NEW YORK (TheStreet) -- We are the value investors. Considered to be old, wrinkled curmudgeons of a bygone era by many, we have methodologies and beliefs that are often questioned, especially during huge market upswings.
That's when many of us go into hibernation, because we simply have difficulty finding companies that meet our stringent investment criteria. During these times, we are probably doing more selling than buying. Slow afoot and advanced in age, most of us don't even own computers; our calculations are made via the abacus, and all the financial data we need come from Value Line at the local library, since we are too cheap to buy our own subscription.
When we argue that fundamentals still matter, we are told that the old metrics are hogwash. Price-to-earnings ratios, measures of free cash flow and multiples of tangible book value are meaningless in the new paradigm.

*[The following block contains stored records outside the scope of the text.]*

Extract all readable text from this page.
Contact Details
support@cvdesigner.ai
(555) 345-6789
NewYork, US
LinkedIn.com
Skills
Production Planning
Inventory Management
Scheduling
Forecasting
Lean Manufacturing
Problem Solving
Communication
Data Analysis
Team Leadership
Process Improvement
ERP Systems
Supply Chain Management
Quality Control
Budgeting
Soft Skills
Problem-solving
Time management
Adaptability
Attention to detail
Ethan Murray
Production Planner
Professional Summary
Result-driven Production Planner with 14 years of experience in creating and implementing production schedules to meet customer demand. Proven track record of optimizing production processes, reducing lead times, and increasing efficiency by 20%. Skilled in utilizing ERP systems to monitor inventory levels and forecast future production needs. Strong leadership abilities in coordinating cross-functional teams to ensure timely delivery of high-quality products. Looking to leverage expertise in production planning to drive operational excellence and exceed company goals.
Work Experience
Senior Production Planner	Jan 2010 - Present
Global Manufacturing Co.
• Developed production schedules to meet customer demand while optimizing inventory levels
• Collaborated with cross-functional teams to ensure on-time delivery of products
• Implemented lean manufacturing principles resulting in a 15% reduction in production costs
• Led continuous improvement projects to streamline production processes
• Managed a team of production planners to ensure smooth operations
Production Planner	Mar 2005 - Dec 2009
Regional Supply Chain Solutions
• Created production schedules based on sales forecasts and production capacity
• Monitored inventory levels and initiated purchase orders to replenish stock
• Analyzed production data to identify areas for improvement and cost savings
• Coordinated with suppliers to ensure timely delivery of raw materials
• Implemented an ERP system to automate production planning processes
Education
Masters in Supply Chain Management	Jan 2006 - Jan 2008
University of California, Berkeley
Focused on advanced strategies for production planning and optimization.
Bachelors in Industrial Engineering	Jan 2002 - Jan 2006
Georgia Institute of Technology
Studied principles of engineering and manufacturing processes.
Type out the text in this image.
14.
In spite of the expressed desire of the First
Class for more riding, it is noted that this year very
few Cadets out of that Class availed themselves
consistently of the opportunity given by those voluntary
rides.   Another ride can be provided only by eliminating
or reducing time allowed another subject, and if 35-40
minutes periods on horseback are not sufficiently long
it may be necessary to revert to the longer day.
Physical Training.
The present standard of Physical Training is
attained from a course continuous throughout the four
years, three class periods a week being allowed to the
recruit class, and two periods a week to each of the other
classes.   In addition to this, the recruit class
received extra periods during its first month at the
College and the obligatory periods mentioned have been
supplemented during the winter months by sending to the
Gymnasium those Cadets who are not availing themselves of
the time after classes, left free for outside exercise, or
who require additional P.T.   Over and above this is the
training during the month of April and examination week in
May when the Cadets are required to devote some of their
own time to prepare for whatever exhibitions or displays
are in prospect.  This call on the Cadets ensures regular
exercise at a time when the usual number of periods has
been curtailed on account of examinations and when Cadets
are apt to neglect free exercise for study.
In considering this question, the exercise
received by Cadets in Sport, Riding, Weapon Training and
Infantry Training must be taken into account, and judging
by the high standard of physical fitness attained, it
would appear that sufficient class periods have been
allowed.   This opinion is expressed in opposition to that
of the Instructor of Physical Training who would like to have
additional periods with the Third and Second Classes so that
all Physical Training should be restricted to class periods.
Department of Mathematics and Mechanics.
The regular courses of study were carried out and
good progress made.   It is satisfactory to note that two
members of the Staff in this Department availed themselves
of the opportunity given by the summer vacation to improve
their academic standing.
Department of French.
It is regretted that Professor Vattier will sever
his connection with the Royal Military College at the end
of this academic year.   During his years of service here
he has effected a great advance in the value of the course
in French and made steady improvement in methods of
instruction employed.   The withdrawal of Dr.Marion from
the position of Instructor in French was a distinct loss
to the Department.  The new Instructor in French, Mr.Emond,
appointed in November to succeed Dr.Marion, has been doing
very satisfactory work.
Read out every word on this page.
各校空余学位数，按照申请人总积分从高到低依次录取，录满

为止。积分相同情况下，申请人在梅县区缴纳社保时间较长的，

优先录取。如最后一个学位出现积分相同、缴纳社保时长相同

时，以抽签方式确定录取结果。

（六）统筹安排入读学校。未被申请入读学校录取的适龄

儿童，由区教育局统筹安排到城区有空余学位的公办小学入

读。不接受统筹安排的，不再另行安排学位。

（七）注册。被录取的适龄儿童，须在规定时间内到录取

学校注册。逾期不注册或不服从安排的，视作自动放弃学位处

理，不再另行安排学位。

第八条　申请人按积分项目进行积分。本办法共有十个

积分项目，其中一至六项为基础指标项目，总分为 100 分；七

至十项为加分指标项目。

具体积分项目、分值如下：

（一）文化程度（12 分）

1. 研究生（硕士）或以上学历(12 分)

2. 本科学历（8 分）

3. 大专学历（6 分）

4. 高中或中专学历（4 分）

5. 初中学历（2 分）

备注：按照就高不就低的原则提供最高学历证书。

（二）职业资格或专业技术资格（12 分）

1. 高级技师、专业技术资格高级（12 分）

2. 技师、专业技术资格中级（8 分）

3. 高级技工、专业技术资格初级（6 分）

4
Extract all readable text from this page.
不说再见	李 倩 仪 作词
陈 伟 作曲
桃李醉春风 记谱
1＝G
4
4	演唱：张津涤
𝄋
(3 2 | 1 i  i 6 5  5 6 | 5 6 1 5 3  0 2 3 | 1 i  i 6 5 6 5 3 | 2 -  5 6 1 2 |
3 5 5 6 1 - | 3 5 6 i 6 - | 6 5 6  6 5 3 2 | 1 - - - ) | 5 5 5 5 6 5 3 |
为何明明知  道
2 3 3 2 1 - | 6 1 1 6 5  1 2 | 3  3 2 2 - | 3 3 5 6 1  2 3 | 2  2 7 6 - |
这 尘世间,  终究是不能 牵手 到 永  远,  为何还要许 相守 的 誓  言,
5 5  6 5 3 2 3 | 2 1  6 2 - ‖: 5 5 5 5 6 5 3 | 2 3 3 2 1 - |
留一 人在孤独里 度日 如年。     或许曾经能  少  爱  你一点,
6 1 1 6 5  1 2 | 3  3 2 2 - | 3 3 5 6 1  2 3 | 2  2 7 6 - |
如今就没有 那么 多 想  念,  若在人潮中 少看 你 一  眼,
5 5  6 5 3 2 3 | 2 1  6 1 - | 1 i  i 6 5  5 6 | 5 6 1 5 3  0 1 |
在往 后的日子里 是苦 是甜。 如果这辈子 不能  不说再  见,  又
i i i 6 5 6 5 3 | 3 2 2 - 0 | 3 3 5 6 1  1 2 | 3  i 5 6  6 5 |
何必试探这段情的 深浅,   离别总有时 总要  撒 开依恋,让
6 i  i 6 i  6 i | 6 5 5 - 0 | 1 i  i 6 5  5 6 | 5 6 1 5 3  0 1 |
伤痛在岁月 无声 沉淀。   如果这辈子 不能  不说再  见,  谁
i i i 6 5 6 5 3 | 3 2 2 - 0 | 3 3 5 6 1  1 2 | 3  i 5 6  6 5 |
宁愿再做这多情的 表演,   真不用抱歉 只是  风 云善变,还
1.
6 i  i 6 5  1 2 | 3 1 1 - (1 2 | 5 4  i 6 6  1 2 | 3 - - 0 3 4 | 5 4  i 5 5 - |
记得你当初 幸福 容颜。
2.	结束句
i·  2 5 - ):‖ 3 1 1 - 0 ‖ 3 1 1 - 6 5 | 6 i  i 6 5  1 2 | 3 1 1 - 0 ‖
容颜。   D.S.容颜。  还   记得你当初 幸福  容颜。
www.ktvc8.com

None of those ancient benchmarks of value applies in the new world of investing.
As long a as a company can increase revenue, the bottom line really doesn't matter; as long as companies can provide the latest convenience, who cares whether they ever generate significant cash flow? As long as the chart continues to look good and investors continue to pile into the stock, what else matters?
If it's cool, if there's a buzz about it, then you must own it. If the online retailer floats the idea of delivering products to customers via drones, then buy some more. When they finally set up a distribution center on the moon, mortgage your house and buy even more.